The Fed intends to cut executive pay at bailout recipients Citigroup, Bank of America, the American International Group, General Motors and Chrysler.

The Federal Reserve announced a plan last week to have federal examiners review pay packages at the nation’s largest banks. But the periodic reviews and any discussions between regulators and the companies over pay issues would be confidential.

Rather than impose caps on pay or prohibit multi-million dollar pay packages, the Fed’s plan would try to eliminate compensation packages that encourage risky business practices and a focus on short-term term performance.

“Compensation practices at some banking organizations have led to misaligned incentives and excessive risk-taking, contributing to bank losses and financial instability, Federal Reserve chairman Ben S. Bernanke said.

“The Federal Reserve is working to ensure that compensation packages appropriately tie rewards to longer-term performance and do not create undue risk for the firm or the financial system.”

The Fed also revealed details of its decision to cut in half the pay of the highest earning executives at Citigroup, Bank of America, the American International Group, General Motors, Chrysler and the financing arms of the two automakers, all of which received federal bailouts.

The Fed’s plan, which will be subject to a 30-day comment period, will create a two-tier system of supervising pay, using one approach for the 28 biggest bank holding companies and another for smaller banks.

Bank holding companies like JPMorgan Chase and Goldman Sachs would have to present their compensation plans to bank regulators, who could demand changes in the pay packages.

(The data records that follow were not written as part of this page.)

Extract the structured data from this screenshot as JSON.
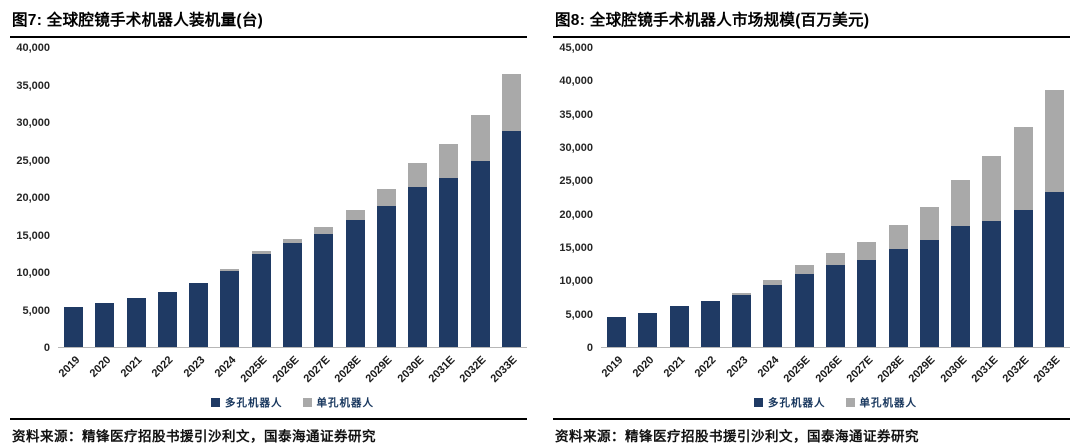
{
  "page": {
    "source_note": "资料来源：精锋医疗招股书援引沙利文，国泰海通证券研究"
  },
  "colors": {
    "multi_port": "#1f3a64",
    "single_port": "#a9a9a9",
    "axis_line": "#b7b7b7",
    "title_text": "#000000"
  },
  "chart_data": [
    {
      "type": "bar",
      "stacked": true,
      "title": "图7: 全球腔镜手术机器人装机量(台)",
      "categories": [
        "2019",
        "2020",
        "2021",
        "2022",
        "2023",
        "2024",
        "2025E",
        "2026E",
        "2027E",
        "2028E",
        "2029E",
        "2030E",
        "2031E",
        "2032E",
        "2033E"
      ],
      "series": [
        {
          "key": "multi",
          "name": "多孔机器人",
          "color": "#1f3a64",
          "values": [
            5400,
            5900,
            6600,
            7400,
            8500,
            10200,
            12500,
            13900,
            15100,
            17000,
            18900,
            21400,
            22600,
            24900,
            28900
          ]
        },
        {
          "key": "single",
          "name": "单孔机器人",
          "color": "#a9a9a9",
          "values": [
            0,
            0,
            0,
            0,
            0,
            200,
            400,
            600,
            900,
            1300,
            2200,
            3200,
            4600,
            6100,
            7600
          ]
        }
      ],
      "ylim": [
        0,
        40000
      ],
      "ytick_step": 5000,
      "grid": false,
      "legend_position": "bottom",
      "xlabel": "",
      "ylabel": ""
    },
    {
      "type": "bar",
      "stacked": true,
      "title": "图8: 全球腔镜手术机器人市场规模(百万美元)",
      "categories": [
        "2019",
        "2020",
        "2021",
        "2022",
        "2023",
        "2024",
        "2025E",
        "2026E",
        "2027E",
        "2028E",
        "2029E",
        "2030E",
        "2031E",
        "2032E",
        "2033E"
      ],
      "series": [
        {
          "key": "multi",
          "name": "多孔机器人",
          "color": "#1f3a64",
          "values": [
            4500,
            5100,
            6200,
            6900,
            7800,
            9400,
            11000,
            12300,
            13100,
            14700,
            16100,
            18200,
            19000,
            20600,
            23400
          ]
        },
        {
          "key": "single",
          "name": "单孔机器人",
          "color": "#a9a9a9",
          "values": [
            0,
            0,
            0,
            0,
            400,
            700,
            1300,
            1800,
            2700,
            3600,
            4900,
            7000,
            9700,
            12500,
            15300
          ]
        }
      ],
      "ylim": [
        0,
        45000
      ],
      "ytick_step": 5000,
      "grid": false,
      "legend_position": "bottom",
      "xlabel": "",
      "ylabel": ""
    }
  ]
}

The plan would apply to senior executives as well as to traders and loan officers.

In other legislative news, the House Financial Services Committee voted on Thursday to create an agency to protect consumers from predatory lending, deceptive credit card terms and other abuses.

But it will be weeks before both houses of Congress can act on a final bill to regulate the financial services industry, according to Rep. Barney Frank, D-MA, who heads the Financial Services Committee.

A measure to regulate derivatives was passed by the House Agriculture Committee last Thursday, and the Financial Services Committee approved a similar measure the prior week.